Le sacrifice créateur

 

Dans la mentalité de l’Inde védique, le monde apparaît comme un immense sacrifice où tout ce qui vit a besoin de se nourrir pour subsister. La vie repose donc sur un paradoxe puisque «tout être vivant est à la fois le mangeur d’autres êtres et est lui-même nourriture pour d’autres êtres. Vivre consiste essentiellement à manger et à être mangé.» (1) La substance du monde, dans sa totalité, est alors assimilée à une nourriture (anna) : «toutes les créatures sont faites de nourriture, Tout ce qui est sur Terre, Vit de nourriture et devient, à sa fin, nourriture.» (Taittirtya Upanishad, 2, 2, 1)
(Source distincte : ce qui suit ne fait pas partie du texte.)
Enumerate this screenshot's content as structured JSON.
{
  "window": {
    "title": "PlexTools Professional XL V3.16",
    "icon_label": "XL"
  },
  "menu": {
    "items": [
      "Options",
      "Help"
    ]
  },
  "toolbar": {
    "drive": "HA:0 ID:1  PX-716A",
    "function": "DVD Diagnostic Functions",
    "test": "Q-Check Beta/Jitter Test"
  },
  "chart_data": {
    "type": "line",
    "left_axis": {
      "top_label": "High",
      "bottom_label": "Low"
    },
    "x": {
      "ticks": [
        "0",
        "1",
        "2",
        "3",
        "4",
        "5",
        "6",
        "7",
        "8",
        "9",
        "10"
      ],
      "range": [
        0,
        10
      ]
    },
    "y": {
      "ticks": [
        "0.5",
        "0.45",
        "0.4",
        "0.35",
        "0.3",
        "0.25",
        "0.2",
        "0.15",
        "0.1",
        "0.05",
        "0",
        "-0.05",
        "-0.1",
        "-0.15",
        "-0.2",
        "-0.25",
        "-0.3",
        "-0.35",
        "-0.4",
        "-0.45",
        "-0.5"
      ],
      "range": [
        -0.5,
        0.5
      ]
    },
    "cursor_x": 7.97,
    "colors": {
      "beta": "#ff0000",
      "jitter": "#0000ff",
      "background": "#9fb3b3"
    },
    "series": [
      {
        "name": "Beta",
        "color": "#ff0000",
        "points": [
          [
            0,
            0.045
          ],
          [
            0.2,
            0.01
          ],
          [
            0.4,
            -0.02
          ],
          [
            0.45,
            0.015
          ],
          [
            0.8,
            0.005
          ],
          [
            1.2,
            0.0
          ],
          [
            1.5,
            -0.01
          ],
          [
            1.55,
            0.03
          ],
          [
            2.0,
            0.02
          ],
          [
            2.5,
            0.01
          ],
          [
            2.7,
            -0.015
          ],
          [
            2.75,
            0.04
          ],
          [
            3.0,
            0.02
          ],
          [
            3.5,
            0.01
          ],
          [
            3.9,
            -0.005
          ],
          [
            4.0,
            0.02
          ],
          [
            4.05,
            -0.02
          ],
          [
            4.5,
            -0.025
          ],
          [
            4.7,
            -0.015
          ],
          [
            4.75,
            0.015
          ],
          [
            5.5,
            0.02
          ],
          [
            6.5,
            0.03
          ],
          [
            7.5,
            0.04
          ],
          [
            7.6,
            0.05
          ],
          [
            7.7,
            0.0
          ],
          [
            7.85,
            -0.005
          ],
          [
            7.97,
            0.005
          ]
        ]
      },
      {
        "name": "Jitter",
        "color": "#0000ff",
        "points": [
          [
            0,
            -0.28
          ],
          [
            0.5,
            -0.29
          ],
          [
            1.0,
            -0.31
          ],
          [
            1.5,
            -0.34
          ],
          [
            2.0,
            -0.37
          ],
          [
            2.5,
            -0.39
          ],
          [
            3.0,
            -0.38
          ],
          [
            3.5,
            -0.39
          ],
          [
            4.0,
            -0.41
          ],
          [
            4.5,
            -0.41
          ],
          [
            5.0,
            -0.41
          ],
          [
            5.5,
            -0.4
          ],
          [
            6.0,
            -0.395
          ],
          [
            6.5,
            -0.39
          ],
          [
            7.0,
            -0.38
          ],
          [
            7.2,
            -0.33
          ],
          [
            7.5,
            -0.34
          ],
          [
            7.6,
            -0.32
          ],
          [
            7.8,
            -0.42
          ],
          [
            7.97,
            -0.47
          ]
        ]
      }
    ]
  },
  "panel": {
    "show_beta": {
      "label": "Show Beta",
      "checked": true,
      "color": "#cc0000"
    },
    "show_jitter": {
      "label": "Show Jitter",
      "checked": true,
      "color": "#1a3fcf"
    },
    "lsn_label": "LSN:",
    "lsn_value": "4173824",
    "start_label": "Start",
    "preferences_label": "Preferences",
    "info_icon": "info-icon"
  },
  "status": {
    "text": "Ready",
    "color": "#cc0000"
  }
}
Cette alternance entre dévorant et dévoré permet de comprendre le sacrifice à travers un double aspect contradictoire puisqu’il est à la fois acte destructeur, par la mise à mort d’une victime, et en même temps créateur, parce qu’il produit la nourriture nécessaire à toute vie. Ces deux tendances antagonistes apparaissent clairement dans le mythe de création, le Purusasûkta (Rig Véda, X, 90), dans lequel la naissance du monde est issue du démembrement du géant primordial Purusa (ou Prajapati). Les parties de son corps dépecé vont constituer tous les éléments de l’univers : le soleil sera son regard, de sa tête émanera le ciel, la terre de ses pieds, etc. Par son propre sacrifice, le dieu rend la création possible, ce qui fait dire à Mircea Eliade que «ce type de mythe révèle aux humains le mystère de la transformation de la victime dans l’œuvre pour laquelle elle à été immolée». (2) Ainsi, la victime n’est pas véritablement tuée mais participe d’un autre niveau de réalité : le dieu qui au départ était non manifesté, continue d’exister après le sacrifice comme être cosmique, support de la nouvelle création.

 

 

L’équilibre de la vie

 

Dans le rituel, ces deux aspects du sacrifice sont représentés par le feu et par Soma. L’élément feu est l’agent dévorant, qui «grandit aussitôt qu’il est nourri et meurt dès qu’il est sans nourriture» et le Soma, l’oblation, c’est-à-dire «tout ce qui est sacrifié, dévoré ou consumé, le comestible, le froid, la lune, la nourriture, l’huile sacrificielle». (3) Agni, personnifiant le feu, est l’un des dieux les plus important du Rig Véda. «Tout le sacrifice védique était centré autour de cette divinité, dans la bouche de laquelle (le feu de l’autel) on versait les oblations.» (4) Bien que la substance offerte soit entièrement détruite et consumée par le feu sacré, elle permet en même temps au dieu de se manifester et prendre corps de flamme. La combustion de l’oblation assure donc le transfert de l’énergie vitale d’un être à un autre. En détruisant les formes matérielles, le feu libère l’énergie qu’elles contiennent ; la vie n’est alors pas détruite mais peut circuler librement et animer d’autres formes. Agni étant «tout ce qui brûle, dévore ou digère : le soleil, la chaleur, l’estomac, le désir, le plaisir» (5), il est l’organe de la transformation, assurant le rôle de messager, garant de l’échange. C’est par lui que les offrandes terrestres arrivent aux dieux à travers ses flammes et sa fumée. Ainsi les caractères antagonistes, destructeur et nourricier du dieu peuvent se concilier, car rien ne meurt réellement, mais tout se transforme. De même que l’estomac (les sucs digestifs étant assimilés à une forme de feu) détruit l’aliment et le transforme en énergie pour l’organisme (nutriments), le feu permet la circulation de la vie et l’alimentation de tout l’univers, transformant la nourriture terrestre jetée dans sa bouche (les flammes) en nourriture céleste (fumée, lumière, chaleur, etc..).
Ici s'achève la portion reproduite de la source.